“Call me now!” Miss Cleo’s voice sang into America’s living rooms through a gummy smile, Jamaican accent, and a deck of tarot cards shuffling between her hands. She was using her divine gifts to help people in their darkest hours.
But nobody kept that same energy when it was time to protect her.
Miss Cleo’s animated, no-nonsense psychic infomercials made her a 90s cultural icon, but behind the scenes, the Psychic Readers Network was playing with her future.
They were busy making $1 billion during hotline callers, while Miss Cleo only saw pennies of it. When the deception came to light, however, she was pushed into the scandalous spotlight, forced to bear the brunt of their deception.

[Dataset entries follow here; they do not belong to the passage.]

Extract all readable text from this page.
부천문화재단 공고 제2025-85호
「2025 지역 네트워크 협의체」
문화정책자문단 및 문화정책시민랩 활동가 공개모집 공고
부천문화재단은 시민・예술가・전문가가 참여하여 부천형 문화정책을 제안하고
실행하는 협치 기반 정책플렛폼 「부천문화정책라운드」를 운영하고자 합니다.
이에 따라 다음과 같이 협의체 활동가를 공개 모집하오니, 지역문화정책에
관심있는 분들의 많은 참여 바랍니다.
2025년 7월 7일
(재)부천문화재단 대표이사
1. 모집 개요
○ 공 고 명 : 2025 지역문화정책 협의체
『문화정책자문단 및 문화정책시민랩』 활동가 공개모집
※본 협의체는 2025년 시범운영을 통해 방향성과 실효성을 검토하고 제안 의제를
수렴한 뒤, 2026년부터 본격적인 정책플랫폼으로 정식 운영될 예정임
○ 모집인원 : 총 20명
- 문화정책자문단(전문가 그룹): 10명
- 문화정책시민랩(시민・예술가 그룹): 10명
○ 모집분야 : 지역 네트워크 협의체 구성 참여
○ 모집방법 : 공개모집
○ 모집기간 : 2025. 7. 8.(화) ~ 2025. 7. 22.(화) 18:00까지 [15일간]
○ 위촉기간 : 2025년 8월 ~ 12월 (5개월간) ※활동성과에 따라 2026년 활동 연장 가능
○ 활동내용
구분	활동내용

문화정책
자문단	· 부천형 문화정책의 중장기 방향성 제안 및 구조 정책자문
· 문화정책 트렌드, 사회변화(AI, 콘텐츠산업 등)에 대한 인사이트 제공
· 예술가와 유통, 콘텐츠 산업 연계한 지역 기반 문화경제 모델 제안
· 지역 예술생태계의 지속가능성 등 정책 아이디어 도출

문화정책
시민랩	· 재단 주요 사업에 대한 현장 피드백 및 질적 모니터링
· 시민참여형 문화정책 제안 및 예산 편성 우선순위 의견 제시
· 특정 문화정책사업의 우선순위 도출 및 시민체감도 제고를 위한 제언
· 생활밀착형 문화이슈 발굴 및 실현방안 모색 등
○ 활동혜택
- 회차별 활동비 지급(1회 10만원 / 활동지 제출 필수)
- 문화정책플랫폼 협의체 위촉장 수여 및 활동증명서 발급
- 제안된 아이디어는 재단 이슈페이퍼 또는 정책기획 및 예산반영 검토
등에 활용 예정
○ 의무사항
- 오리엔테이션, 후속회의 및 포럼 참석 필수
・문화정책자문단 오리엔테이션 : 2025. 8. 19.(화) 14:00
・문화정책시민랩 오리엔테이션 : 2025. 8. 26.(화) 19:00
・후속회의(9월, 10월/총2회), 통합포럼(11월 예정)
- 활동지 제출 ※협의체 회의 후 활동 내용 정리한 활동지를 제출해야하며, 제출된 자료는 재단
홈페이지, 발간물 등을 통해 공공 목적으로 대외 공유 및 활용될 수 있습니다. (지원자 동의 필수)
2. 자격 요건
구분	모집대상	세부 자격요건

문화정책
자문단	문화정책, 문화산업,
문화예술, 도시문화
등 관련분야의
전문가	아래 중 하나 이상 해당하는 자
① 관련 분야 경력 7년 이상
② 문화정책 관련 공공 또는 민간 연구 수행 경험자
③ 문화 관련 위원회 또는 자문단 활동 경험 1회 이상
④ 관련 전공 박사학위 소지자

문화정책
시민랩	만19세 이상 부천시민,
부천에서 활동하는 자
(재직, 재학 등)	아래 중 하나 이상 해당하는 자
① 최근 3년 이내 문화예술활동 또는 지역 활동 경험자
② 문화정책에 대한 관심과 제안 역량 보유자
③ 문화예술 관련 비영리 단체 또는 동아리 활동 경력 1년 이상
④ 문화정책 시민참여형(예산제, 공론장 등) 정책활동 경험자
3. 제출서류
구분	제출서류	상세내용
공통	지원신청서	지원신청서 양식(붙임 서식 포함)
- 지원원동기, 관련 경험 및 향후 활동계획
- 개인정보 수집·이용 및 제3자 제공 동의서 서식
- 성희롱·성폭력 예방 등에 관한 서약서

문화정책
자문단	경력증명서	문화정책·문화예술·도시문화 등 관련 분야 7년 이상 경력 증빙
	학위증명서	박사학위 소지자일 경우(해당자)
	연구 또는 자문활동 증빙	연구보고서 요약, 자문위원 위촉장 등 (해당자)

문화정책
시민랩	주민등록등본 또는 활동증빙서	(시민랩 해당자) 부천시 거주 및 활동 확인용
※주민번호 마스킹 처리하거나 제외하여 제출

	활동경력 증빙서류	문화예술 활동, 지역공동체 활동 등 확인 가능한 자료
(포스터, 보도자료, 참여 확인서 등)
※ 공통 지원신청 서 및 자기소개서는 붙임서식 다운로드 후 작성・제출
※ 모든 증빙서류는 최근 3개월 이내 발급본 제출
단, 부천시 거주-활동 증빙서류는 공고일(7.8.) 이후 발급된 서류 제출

Miss Cleo was actually a spiritual advisor trained by a 30-year high priestess in Vodou, so she really did understand spirituality. But still the fraudulent accusations persisted, and this took a toll on her life.
After years of being a recluse, she continued her private spiritual practice. She dropped the Miss Cleo moniker to help clients worldwide, and reclaimed her time and power, But one thing didn’t change, she still truly felt she had a gift to help others.
Hollywood has made a decades-long career out of exploiting our people. Miss Cleo’s story is a cautionary tale to protect our gifts and always lean into our discernment when sharing our talent with anti-Black institutions looking to capitalize on our gifts.